DOE Highlight: A revival of Indian summer monsoon rainfall since 2002

DOE Highlight: A revival of Indian summer monsoon rainfall since 2002
Jul 01, 2017

Based on global climate models and multiple hypotheses, scientists expected a 50-year drying trend to continue unabated into the 21st century, but a new study in Nature Climate Change shows that the trend has reversed.

 

The Science

The Indian summer monsoon (ISM) delivers about 80% of the Indian subcontinent’s annual precipitation and thus impacts the livelihood of more than 1/5 of the world’s population. The timing (typically June – September) and location of the ISM has far-reaching impacts—including floods and droughts—on farming and many other economic activities, and on the availability of water for people and livestock. These factors are of particular concern for north central India, which experienced a significant reduction in summer monsoon rainfall in the second half of the 20th century, resulting in degraded water security and widespread socioeconomic impacts.
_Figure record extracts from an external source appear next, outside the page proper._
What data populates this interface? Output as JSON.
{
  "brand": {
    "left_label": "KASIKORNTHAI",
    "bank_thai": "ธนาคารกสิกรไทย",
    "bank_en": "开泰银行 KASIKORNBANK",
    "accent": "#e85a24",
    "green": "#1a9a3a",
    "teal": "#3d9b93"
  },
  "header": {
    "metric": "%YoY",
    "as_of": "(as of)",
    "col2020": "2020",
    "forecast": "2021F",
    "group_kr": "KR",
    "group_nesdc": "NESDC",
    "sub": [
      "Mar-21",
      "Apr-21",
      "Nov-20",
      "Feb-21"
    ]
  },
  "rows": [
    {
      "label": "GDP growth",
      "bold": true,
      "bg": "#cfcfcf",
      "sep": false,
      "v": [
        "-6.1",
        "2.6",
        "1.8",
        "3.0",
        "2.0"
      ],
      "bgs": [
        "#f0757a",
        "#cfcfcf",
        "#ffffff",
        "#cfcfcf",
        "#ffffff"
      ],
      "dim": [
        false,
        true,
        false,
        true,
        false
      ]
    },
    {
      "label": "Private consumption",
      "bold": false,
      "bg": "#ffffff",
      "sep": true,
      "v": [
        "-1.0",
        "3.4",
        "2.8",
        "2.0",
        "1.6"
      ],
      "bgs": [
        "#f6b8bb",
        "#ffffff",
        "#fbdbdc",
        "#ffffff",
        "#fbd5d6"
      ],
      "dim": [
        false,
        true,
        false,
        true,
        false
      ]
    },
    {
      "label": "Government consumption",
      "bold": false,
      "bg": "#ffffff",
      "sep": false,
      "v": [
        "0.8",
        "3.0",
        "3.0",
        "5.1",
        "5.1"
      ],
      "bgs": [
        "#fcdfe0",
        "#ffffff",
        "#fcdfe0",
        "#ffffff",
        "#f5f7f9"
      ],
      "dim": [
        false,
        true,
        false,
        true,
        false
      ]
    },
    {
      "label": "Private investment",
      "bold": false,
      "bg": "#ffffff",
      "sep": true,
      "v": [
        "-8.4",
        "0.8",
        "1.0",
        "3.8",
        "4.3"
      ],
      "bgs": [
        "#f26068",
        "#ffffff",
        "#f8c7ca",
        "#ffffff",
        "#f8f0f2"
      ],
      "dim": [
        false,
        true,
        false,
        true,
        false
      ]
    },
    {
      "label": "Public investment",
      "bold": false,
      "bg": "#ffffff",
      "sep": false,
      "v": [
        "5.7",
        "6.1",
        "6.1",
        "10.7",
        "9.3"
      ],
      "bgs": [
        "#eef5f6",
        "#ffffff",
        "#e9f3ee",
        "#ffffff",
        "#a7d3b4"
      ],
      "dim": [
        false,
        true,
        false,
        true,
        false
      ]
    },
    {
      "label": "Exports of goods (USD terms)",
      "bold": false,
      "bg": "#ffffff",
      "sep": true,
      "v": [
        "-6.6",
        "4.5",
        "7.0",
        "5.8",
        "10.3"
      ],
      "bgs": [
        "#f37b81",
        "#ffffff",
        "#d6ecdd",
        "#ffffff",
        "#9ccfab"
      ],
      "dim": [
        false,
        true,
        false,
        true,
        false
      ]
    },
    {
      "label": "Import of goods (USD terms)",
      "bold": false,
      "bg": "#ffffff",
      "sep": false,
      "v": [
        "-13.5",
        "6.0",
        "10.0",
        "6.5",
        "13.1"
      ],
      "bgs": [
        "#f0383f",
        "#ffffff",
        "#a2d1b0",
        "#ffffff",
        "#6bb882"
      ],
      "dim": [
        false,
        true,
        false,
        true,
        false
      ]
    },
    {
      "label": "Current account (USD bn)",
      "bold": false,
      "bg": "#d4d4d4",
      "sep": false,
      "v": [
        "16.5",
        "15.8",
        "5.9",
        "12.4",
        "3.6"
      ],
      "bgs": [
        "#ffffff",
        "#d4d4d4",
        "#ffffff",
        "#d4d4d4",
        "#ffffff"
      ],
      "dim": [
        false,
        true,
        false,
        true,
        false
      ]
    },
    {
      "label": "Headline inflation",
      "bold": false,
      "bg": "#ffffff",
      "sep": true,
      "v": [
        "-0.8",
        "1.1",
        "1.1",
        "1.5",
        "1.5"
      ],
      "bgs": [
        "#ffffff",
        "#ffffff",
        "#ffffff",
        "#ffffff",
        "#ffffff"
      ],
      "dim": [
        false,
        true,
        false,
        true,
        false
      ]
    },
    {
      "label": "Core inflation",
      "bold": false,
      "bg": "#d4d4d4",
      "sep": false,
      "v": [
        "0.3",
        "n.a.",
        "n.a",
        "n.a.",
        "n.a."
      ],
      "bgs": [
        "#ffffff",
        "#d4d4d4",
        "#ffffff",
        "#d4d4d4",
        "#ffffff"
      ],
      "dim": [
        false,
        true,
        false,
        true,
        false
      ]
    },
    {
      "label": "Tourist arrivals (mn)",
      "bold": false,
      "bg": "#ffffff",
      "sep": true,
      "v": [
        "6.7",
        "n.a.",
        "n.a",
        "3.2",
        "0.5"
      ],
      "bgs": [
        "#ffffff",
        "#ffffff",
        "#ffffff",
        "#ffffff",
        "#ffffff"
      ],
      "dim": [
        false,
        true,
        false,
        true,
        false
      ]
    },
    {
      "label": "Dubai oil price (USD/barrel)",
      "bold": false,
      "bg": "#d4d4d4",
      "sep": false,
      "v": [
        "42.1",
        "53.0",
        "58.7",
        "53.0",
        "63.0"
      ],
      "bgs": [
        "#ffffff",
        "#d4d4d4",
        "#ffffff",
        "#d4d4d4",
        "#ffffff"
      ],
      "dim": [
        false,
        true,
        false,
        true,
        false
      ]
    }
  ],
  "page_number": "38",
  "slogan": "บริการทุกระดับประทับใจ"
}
Global climate models and multiple hypotheses projected that this drying trend would continue unabated into the 21st century, but a new study in Nature Climate Change based on observational data shows that the trend has reversed.

 

The Impact

Prediction of long-term monsoonal rainfall variations is critical to securing water supplies and planning agricultural and other economic activities in monsoonal regions. Enhanced knowledge about such variations can help scientists to improve current Earth-system models to more accurately project future climate change.

 

Summary

Using data obtained from ground-based and satellite measurements, researchers at the MIT Joint Program on the Science and Policy of Global Change find that since 2002, monsoon rainfall has increased in north central India at a rate of 1.34 millimeters per day per decade. They ascribe the revival of ISM precipitation to a combination of stronger warming over the Indian continent and slower rates of warming over the Indian Ocean. Today’s global climate models—and several hypotheses that have been proposed to explain the long-lasting drying trend in the second half of the 20th century—fail to capture the observed rainfall revival and corresponding trends in the underlying land-ocean temperature differences. In addition, the researchers find that this trend reversal of the Indian summer monsoon significantly mismatches the overall behavior of Northern Hemispheric monsoonal systems, raising the question of whether conditions unique to India, such as high concentrations of anthropogenic aerosols, are causing this phenomenon.

 

BER PM Contact

Bob Vallario

 

PI Contact

Chien Wang, senior research scientist, MIT Joint Program on the Science and Policy of Global Change, wangc@mit.edu

 

Funding

This research was supported by the U.S. National Science Foundation, U.S. Department of Energy Office of Science, and the National Research Foundation of Singapore.

 

Publication

Jin, Q. and C. Wang, 2017: A revival of Indian summer monsoon rainfall since 2002, Nature Climate Change, doi: 10.1038/NCLIMATE3348

 

Photo: Monsoon rains combined with a tropical depression to leave portions of India’s Orissa state flooded starting on September 22, 2007, said the International Federation of Red Cross and Red Crescent Societies (IFRC). By September 27, every river system except the Mahanadi was flooded. This image, captured by the Moderate Resolution Imaging Spectroradiometer (MODIS) on NASA’s Terra satellite on September 30, 2007, shows significant flooding in northeastern Orissa, one of the hardest-hit regions of the state.